At our diocesan Mass in Washington, I will reflect on the words of Jesus in this Sunday’s Gospel: “The kingdom of God is at hand. Repent, and believe in the gospel.” Each of us individually is called to continual conversion, which is necessary for growth in holiness. Repentance or conversion is something deeply personal. And it is a life-long task. We all know areas of our life which need reform. We are truly blessed as Catholics with the gift of the sacrament of Reconciliation which makes sacramentally present Jesus’ call to conversion and restores us to God’s grace.

Conversion also has a social and communal dimension. On the anniversary of Roe v.

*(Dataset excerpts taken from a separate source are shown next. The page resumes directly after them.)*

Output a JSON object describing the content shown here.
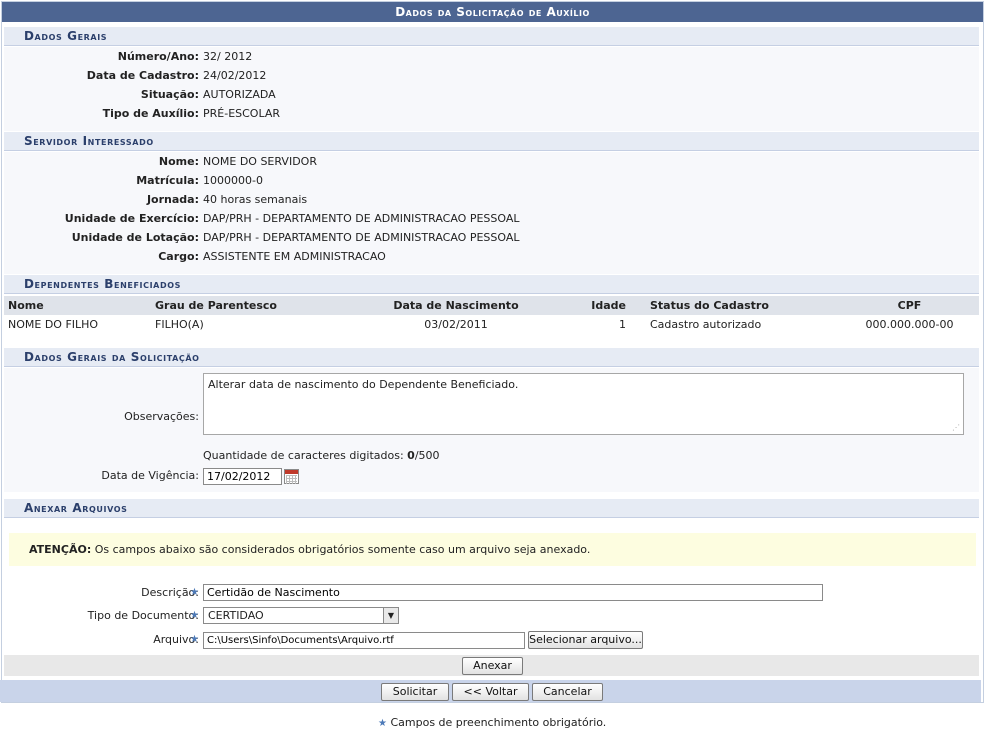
{
  "title": "Dados da Solicitação de Auxílio",
  "dados_gerais": {
    "heading": "Dados Gerais",
    "fields": [
      {
        "label": "Número/Ano:",
        "value": "32/ 2012"
      },
      {
        "label": "Data de Cadastro:",
        "value": "24/02/2012"
      },
      {
        "label": "Situação:",
        "value": "AUTORIZADA"
      },
      {
        "label": "Tipo de Auxílio:",
        "value": "PRÉ-ESCOLAR"
      }
    ]
  },
  "servidor": {
    "heading": "Servidor Interessado",
    "fields": [
      {
        "label": "Nome:",
        "value": "NOME DO SERVIDOR"
      },
      {
        "label": "Matrícula:",
        "value": "1000000-0"
      },
      {
        "label": "Jornada:",
        "value": "40 horas semanais"
      },
      {
        "label": "Unidade de Exercício:",
        "value": "DAP/PRH - DEPARTAMENTO DE ADMINISTRACAO PESSOAL"
      },
      {
        "label": "Unidade de Lotação:",
        "value": "DAP/PRH - DEPARTAMENTO DE ADMINISTRACAO PESSOAL"
      },
      {
        "label": "Cargo:",
        "value": "ASSISTENTE EM ADMINISTRACAO"
      }
    ]
  },
  "dependentes": {
    "heading": "Dependentes Beneficiados",
    "columns": [
      "Nome",
      "Grau de Parentesco",
      "Data de Nascimento",
      "Idade",
      "Status do Cadastro",
      "CPF"
    ],
    "rows": [
      [
        "NOME DO FILHO",
        "FILHO(A)",
        "03/02/2011",
        "1",
        "Cadastro autorizado",
        "000.000.000-00"
      ]
    ]
  },
  "solicitacao": {
    "heading": "Dados Gerais da Solicitação",
    "observacoes_label": "Observações:",
    "observacoes_value": "Alterar data de nascimento do Dependente Beneficiado.",
    "char_count_prefix": "Quantidade de caracteres digitados:",
    "char_count": "0",
    "char_max": "/500",
    "vigencia_label": "Data de Vigência:",
    "vigencia_value": "17/02/2012"
  },
  "anexar": {
    "heading": "Anexar Arquivos",
    "attention_label": "ATENÇÃO:",
    "attention_text": "Os campos abaixo são considerados obrigatórios somente caso um arquivo seja anexado.",
    "descricao_label": "Descrição:",
    "descricao_value": "Certidão de Nascimento",
    "tipo_label": "Tipo de Documento:",
    "tipo_value": "CERTIDAO",
    "arquivo_label": "Arquivo:",
    "arquivo_value": "C:\\Users\\Sinfo\\Documents\\Arquivo.rtf",
    "selecionar_label": "Selecionar arquivo...",
    "anexar_label": "Anexar"
  },
  "actions": {
    "solicitar": "Solicitar",
    "voltar": "<< Voltar",
    "cancelar": "Cancelar"
  },
  "legend_text": "Campos de preenchimento obrigatório.",
  "colors": {
    "caption_bg": "#4d6592",
    "section_bg": "#e6ebf4",
    "required_star": "#4d7ab8",
    "attention_bg": "#fdfde0"
  }
}
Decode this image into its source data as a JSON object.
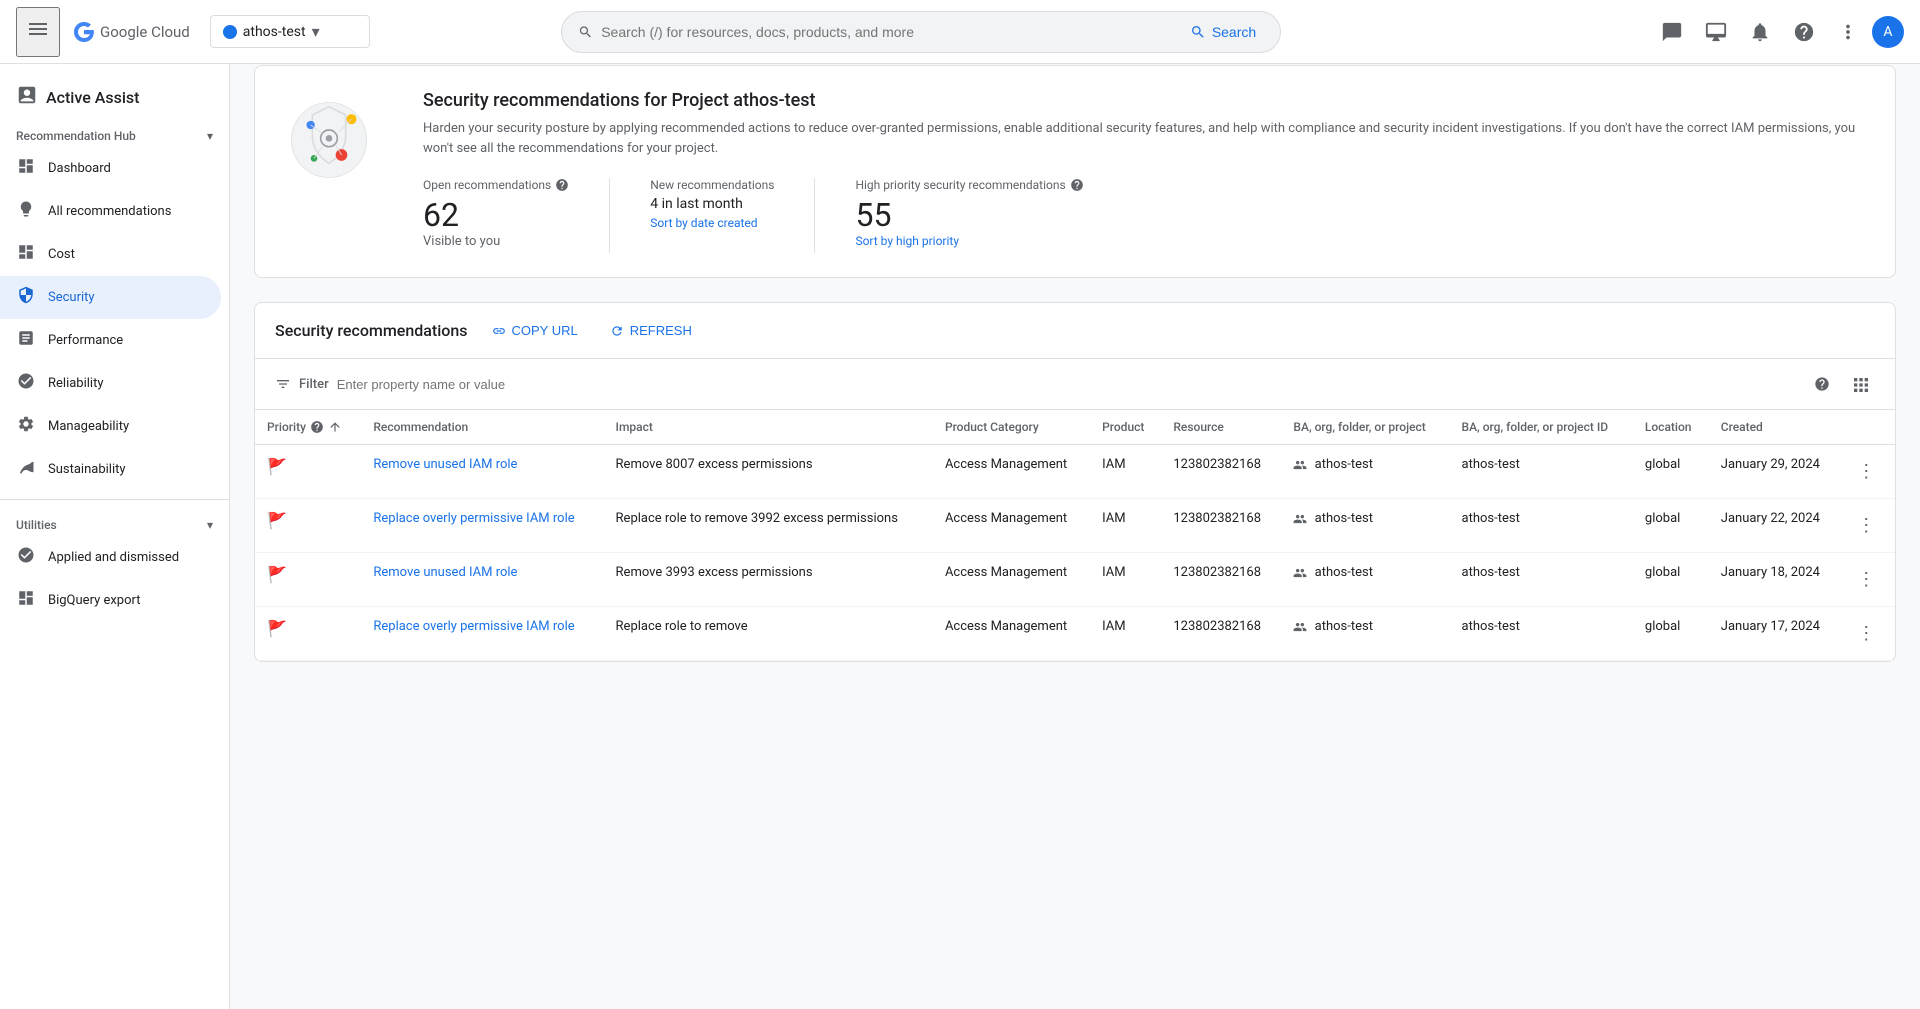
{
  "topnav": {
    "menu_icon": "☰",
    "logo_text": "Google Cloud",
    "project": {
      "name": "athos-test",
      "arrow": "▾"
    },
    "search_placeholder": "Search (/) for resources, docs, products, and more",
    "search_label": "Search",
    "icons": {
      "chat": "💬",
      "desktop": "🖥",
      "bell": "🔔",
      "help": "?",
      "more": "⋮",
      "avatar": "A"
    }
  },
  "sidebar": {
    "app_title": "Active Assist",
    "recommendation_hub_label": "Recommendation Hub",
    "items": [
      {
        "id": "dashboard",
        "label": "Dashboard",
        "icon": "⊞"
      },
      {
        "id": "all-recommendations",
        "label": "All recommendations",
        "icon": "💡"
      },
      {
        "id": "cost",
        "label": "Cost",
        "icon": "⊞"
      },
      {
        "id": "security",
        "label": "Security",
        "icon": "🔒",
        "active": true
      },
      {
        "id": "performance",
        "label": "Performance",
        "icon": "📈"
      },
      {
        "id": "reliability",
        "label": "Reliability",
        "icon": "◎"
      },
      {
        "id": "manageability",
        "label": "Manageability",
        "icon": "⚙"
      },
      {
        "id": "sustainability",
        "label": "Sustainability",
        "icon": "🌿"
      }
    ],
    "utilities_label": "Utilities",
    "utility_items": [
      {
        "id": "applied-dismissed",
        "label": "Applied and dismissed",
        "icon": "◎"
      },
      {
        "id": "bigquery-export",
        "label": "BigQuery export",
        "icon": "⊞"
      }
    ]
  },
  "page": {
    "title": "Security recommendations",
    "info_card": {
      "card_title": "Security recommendations for Project athos-test",
      "description": "Harden your security posture by applying recommended actions to reduce over-granted permissions, enable additional security features, and help with compliance and security incident investigations. If you don't have the correct IAM permissions, you won't see all the recommendations for your project.",
      "stats": [
        {
          "label": "Open recommendations",
          "has_help": true,
          "value": "62",
          "sub": "Visible to you",
          "link": null
        },
        {
          "label": "New recommendations",
          "has_help": false,
          "value": null,
          "sub": "4 in last month",
          "link": "Sort by date created"
        },
        {
          "label": "High priority security recommendations",
          "has_help": true,
          "value": "55",
          "sub": null,
          "link": "Sort by high priority"
        }
      ]
    },
    "table_section": {
      "title": "Security recommendations",
      "copy_url_label": "COPY URL",
      "refresh_label": "REFRESH",
      "filter_placeholder": "Enter property name or value",
      "filter_label": "Filter",
      "columns": [
        {
          "id": "priority",
          "label": "Priority",
          "has_help": true,
          "has_sort": true
        },
        {
          "id": "recommendation",
          "label": "Recommendation"
        },
        {
          "id": "impact",
          "label": "Impact"
        },
        {
          "id": "product_category",
          "label": "Product Category"
        },
        {
          "id": "product",
          "label": "Product"
        },
        {
          "id": "resource",
          "label": "Resource"
        },
        {
          "id": "ba_org_folder",
          "label": "BA, org, folder, or project"
        },
        {
          "id": "ba_org_folder_id",
          "label": "BA, org, folder, or project ID"
        },
        {
          "id": "location",
          "label": "Location"
        },
        {
          "id": "created",
          "label": "Created"
        },
        {
          "id": "actions",
          "label": ""
        }
      ],
      "rows": [
        {
          "priority": "high",
          "recommendation": "Remove unused IAM role",
          "recommendation_link": true,
          "impact": "Remove 8007 excess permissions",
          "product_category": "Access Management",
          "product": "IAM",
          "resource": "123802382168",
          "ba_org": "athos-test",
          "ba_org_id": "athos-test",
          "location": "global",
          "created": "January 29, 2024"
        },
        {
          "priority": "high",
          "recommendation": "Replace overly permissive IAM role",
          "recommendation_link": true,
          "impact": "Replace role to remove 3992 excess permissions",
          "product_category": "Access Management",
          "product": "IAM",
          "resource": "123802382168",
          "ba_org": "athos-test",
          "ba_org_id": "athos-test",
          "location": "global",
          "created": "January 22, 2024"
        },
        {
          "priority": "high",
          "recommendation": "Remove unused IAM role",
          "recommendation_link": true,
          "impact": "Remove 3993 excess permissions",
          "product_category": "Access Management",
          "product": "IAM",
          "resource": "123802382168",
          "ba_org": "athos-test",
          "ba_org_id": "athos-test",
          "location": "global",
          "created": "January 18, 2024"
        },
        {
          "priority": "high",
          "recommendation": "Replace overly permissive IAM role",
          "recommendation_link": true,
          "impact": "Replace role to remove",
          "product_category": "Access Management",
          "product": "IAM",
          "resource": "123802382168",
          "ba_org": "athos-test",
          "ba_org_id": "athos-test",
          "location": "global",
          "created": "January 17, 2024"
        }
      ]
    }
  }
}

Wade, we think of the repentance and conversion needed in our nation for the legal killing of so many millions of unborn children. Our country needs a metanoia, a change of mentality, one that recognizes the value and inviolability of human life and that the direct and voluntary killing of an innocent human being is always gravely immoral.

I look forward to participating again in the March for Life on Monday, January 23rd. Many busloads of people are coming from our diocese to participate. Prior to the March, I will be concelebrating the Youth Mass at the Verizon Center in downtown D.C.

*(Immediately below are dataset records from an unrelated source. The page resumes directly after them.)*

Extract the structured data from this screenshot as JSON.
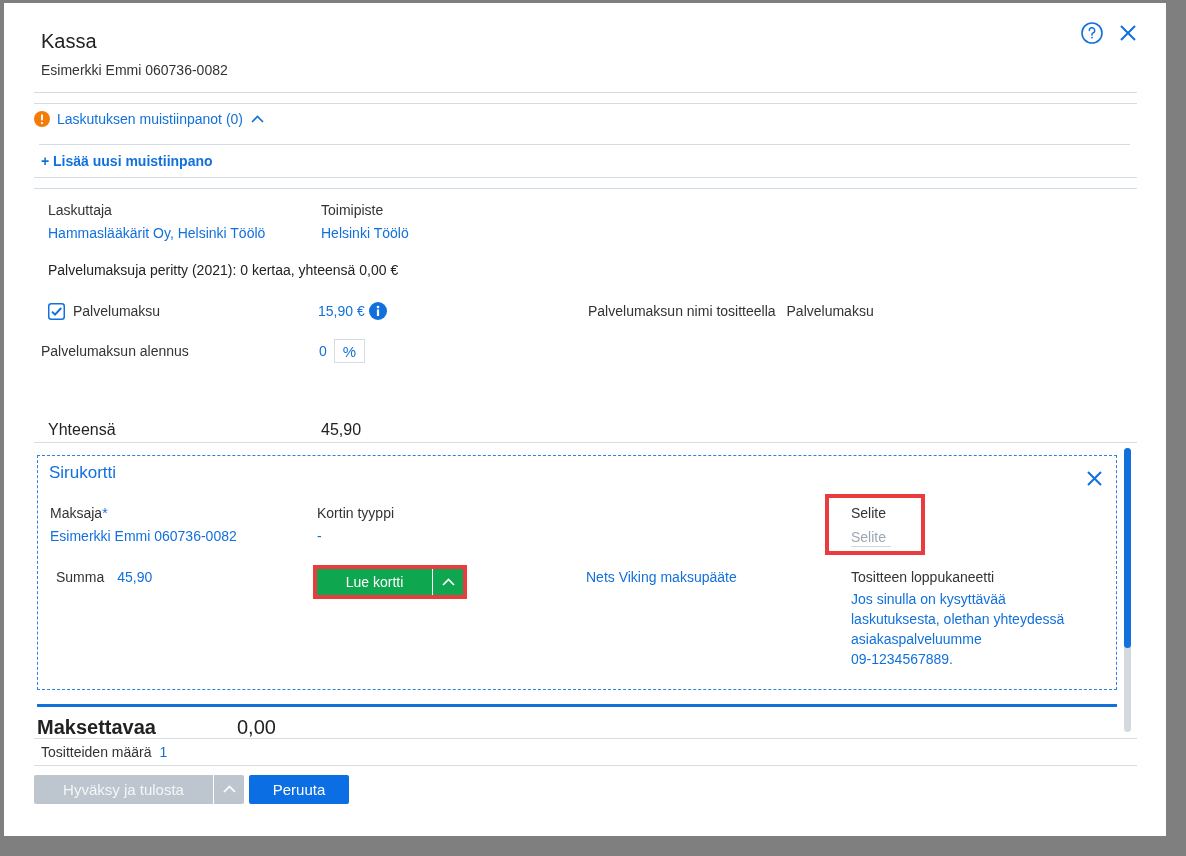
{
  "dialog": {
    "title": "Kassa",
    "subtitle": "Esimerkki Emmi 060736-0082"
  },
  "notes": {
    "label": "Laskutuksen muistiinpanot (0)",
    "expanded": true,
    "add_link": "+ Lisää uusi muistiinpano"
  },
  "billing": {
    "fields": [
      {
        "label": "Laskuttaja",
        "value": "Hammaslääkärit Oy, Helsinki Töölö"
      },
      {
        "label": "Toimipiste",
        "value": "Helsinki Töölö"
      }
    ],
    "summary": "Palvelumaksuja peritty (2021): 0 kertaa, yhteensä 0,00 €"
  },
  "service_fee": {
    "label": "Palvelumaksu",
    "checked": true,
    "amount": "15,90 €",
    "name_label": "Palvelumaksun nimi tositteella",
    "name_value": "Palvelumaksu",
    "discount_label": "Palvelumaksun alennus",
    "discount_value": "0",
    "discount_unit": "%"
  },
  "total": {
    "label": "Yhteensä",
    "value": "45,90"
  },
  "payment": {
    "title": "Sirukortti",
    "payer": {
      "label": "Maksaja",
      "required_mark": "*",
      "value": "Esimerkki Emmi 060736-0082"
    },
    "card_type": {
      "label": "Kortin tyyppi",
      "value": "-"
    },
    "description": {
      "label": "Selite",
      "placeholder": "Selite",
      "highlighted": true
    },
    "sum": {
      "label": "Summa",
      "value": "45,90"
    },
    "read_button": {
      "label": "Lue kortti",
      "highlighted": true
    },
    "terminal": "Nets Viking maksupääte",
    "receipt_note": {
      "label": "Tositteen loppukaneetti",
      "text": "Jos sinulla on kysyttävää laskutuksesta, olethan yhteydessä asiakaspalveluumme 09-1234567889."
    }
  },
  "amount_due": {
    "label": "Maksettavaa",
    "value": "0,00"
  },
  "receipts": {
    "label": "Tositteiden määrä",
    "value": "1"
  },
  "buttons": [
    {
      "label": "Hyväksy ja tulosta",
      "kind": "split",
      "disabled": true
    },
    {
      "label": "Peruuta",
      "kind": "plain",
      "disabled": false
    }
  ]
}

After the March, I will continue on to Mount Saint Mary’s Seminary in Emmitsburg, Maryland, to visit our nine diocesan seminarians studying there. As at the Josephinum, I will meet with the seminary rector as well as individually with our young men about their growth in priestly formation. I will also have the opportunity to celebrate Holy Mass for the Mount community on Tuesday, January 24th, the Memorial of Saint Francis de Sales, an exemplary priest and bishop.

I intend to speak to the community at Mount Saint Mary’s about the priestly virtues of Saint Francis de Sales as an example for us today. In his day, Francis’ task was the re-evangelization of the diocese of Geneva after the Protestant Reformation. He was quite successful in reviving Catholicism in the region. Thousands converted to the Catholic faith.

Our task today is the new evangelization within a culture of increasing secularism and relativism. The Church needs priests to be men of prayer like Saint Francis de Sales, men devoted to the Holy Eucharist, imbued with the spirit of pastoral charity, and intellectually prepared to proclaim and defend the Catholic faith. We need priests, like Saint Francis de Sales, who have a missionary spirit and pastoral zeal for the mission of the new evangelization.

Please pray for our priests and seminarians, and for Bishop D’Arcy and me. And, especially this weekend, please pray for a new culture of life in our nation and throughout the world. May the Blessed Virgin Mary and Blessed John Paul II intercede for us that we will always be strong in our defense of the sanctity of human life!